A primeira reação é obviamente a de ir consultar os ficheiros do PS, PCP e BE para tentar descortinar alguma ligação do senhor, tal tem sido a tónica posta pelo Governo na identificação da possibilidade de um segundo resgate com os desejos mais ardentes dos partidos da Oposição. E mais ainda: como a expressão irresponsável de quem não tem a noção de como reagem os mercados ao menor sinal ou tentativa de fazer com a dívida do país o que qualquer cidadão faria com a sua, ou seja, negociar taxas de juro e prazos.

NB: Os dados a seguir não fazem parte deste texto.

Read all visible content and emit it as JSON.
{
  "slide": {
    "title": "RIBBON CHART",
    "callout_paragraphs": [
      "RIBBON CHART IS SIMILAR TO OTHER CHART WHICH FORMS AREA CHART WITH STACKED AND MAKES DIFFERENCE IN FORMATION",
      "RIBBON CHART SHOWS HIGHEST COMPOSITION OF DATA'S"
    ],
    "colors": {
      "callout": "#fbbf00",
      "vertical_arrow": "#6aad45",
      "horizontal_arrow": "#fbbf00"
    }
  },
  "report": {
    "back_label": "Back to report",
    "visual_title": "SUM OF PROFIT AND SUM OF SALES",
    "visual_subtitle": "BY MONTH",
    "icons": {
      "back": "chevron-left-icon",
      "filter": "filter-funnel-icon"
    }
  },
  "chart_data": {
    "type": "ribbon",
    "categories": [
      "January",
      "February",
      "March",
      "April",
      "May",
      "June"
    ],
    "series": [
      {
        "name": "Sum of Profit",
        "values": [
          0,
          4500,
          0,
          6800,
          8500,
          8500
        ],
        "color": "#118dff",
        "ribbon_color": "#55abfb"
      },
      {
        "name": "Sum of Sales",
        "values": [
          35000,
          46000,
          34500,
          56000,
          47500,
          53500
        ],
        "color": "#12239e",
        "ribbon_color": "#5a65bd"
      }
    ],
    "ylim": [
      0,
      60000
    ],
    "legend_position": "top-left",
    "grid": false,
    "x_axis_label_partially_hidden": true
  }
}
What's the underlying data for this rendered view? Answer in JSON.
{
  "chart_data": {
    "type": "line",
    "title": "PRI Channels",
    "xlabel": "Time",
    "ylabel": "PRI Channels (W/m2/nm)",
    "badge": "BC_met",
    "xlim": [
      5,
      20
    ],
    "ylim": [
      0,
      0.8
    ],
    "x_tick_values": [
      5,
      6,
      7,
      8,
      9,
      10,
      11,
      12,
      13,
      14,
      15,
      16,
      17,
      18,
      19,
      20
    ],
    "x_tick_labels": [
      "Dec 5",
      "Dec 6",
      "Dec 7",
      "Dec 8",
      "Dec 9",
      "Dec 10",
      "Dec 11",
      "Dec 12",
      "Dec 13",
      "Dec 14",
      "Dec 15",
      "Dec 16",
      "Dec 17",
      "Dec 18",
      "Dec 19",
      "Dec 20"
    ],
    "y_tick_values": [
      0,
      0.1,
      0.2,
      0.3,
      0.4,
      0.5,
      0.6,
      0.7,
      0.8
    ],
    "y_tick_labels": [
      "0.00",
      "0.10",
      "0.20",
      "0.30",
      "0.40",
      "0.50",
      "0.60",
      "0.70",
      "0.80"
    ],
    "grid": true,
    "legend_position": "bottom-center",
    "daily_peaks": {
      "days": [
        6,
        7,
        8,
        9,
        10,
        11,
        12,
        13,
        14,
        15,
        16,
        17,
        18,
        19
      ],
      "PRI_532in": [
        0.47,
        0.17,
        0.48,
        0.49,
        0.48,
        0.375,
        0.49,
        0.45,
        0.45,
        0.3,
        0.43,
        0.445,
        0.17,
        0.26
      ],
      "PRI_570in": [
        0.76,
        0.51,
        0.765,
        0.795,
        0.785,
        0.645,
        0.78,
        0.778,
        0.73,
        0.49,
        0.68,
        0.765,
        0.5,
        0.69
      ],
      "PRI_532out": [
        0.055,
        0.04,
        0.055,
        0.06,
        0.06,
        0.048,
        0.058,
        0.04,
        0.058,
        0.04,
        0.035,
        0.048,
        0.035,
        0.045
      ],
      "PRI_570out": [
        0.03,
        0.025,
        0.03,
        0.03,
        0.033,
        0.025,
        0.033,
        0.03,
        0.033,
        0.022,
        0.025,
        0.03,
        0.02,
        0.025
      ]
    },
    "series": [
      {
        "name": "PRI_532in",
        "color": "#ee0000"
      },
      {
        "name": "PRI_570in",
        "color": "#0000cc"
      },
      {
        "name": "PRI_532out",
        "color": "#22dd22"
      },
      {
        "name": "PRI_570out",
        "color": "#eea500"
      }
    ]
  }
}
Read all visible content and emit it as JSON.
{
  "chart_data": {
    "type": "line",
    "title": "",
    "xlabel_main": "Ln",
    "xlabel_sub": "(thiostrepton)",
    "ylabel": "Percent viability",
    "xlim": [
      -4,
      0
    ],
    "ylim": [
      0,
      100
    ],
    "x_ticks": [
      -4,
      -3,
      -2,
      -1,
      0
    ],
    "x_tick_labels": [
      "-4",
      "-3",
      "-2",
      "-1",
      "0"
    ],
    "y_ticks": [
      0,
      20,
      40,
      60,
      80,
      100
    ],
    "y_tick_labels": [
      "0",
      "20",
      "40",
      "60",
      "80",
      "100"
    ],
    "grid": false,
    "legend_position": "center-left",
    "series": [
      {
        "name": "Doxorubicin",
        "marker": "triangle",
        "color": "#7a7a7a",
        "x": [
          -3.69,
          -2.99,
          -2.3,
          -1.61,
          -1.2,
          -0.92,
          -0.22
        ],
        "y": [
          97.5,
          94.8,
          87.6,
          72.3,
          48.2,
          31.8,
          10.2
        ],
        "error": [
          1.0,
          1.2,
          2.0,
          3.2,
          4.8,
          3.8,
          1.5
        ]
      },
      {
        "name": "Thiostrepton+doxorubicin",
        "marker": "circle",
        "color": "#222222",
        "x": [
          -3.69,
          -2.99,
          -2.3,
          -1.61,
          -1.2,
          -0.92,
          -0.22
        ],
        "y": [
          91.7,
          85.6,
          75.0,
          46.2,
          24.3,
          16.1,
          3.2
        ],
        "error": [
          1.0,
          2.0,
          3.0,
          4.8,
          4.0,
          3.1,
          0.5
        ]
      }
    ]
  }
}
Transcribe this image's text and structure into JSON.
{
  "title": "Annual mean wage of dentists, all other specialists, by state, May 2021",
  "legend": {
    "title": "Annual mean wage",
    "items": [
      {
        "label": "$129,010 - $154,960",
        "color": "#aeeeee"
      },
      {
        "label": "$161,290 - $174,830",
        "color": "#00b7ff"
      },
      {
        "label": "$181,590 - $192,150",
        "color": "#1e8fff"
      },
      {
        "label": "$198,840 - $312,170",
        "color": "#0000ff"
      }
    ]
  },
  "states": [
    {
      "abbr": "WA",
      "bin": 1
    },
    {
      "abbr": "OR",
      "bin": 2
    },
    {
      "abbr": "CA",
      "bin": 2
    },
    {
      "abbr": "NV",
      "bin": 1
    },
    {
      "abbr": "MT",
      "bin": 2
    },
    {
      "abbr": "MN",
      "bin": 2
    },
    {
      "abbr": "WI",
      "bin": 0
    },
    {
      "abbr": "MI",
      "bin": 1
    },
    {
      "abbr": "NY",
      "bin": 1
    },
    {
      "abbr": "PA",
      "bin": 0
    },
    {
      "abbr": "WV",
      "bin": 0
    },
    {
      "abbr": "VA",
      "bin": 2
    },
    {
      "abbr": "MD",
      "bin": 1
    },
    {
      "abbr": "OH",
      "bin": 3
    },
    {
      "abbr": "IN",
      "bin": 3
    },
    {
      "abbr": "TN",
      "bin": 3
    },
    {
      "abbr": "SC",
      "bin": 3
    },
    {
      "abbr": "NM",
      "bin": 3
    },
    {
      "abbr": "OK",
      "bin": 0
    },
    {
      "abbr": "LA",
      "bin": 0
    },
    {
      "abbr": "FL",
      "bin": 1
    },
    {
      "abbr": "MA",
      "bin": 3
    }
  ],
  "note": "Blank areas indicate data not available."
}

Mas não, este sr. Gill é mesmo o responsável-mor pela avaliação da S&P, a tal agência que também repetidamente nos tem sido apresentada como influenciadora dos comportamentos dos mercados financeiros, para além do aceitável segundo alguns e insubstituível segundo outros. Verdade, isso sim, é que sabemos, de experiência vivida, que tem bastado à S&P tossir para o rating da nossa dívida soberana resvalar para o lixo. Ou seja: para o descrédito.
Apenas estávamos refeitos do arrojo de António José Seguro que, em direto na TVI, anunciou que vai pedir aos portugueses uma maioria absoluta, eis que, em entrevista ao Dinheiro Vivo, a Standard & Poors, pela voz autorizada do sr. Gill, nos vem elucidar sobre os benefícios de um segundo programa de ajuda financeira. A saber: "É financiamento com maturidades longas, com taxas de juro extremamente baixas, o que é obviamente bom para o vosso perfil de dívida...".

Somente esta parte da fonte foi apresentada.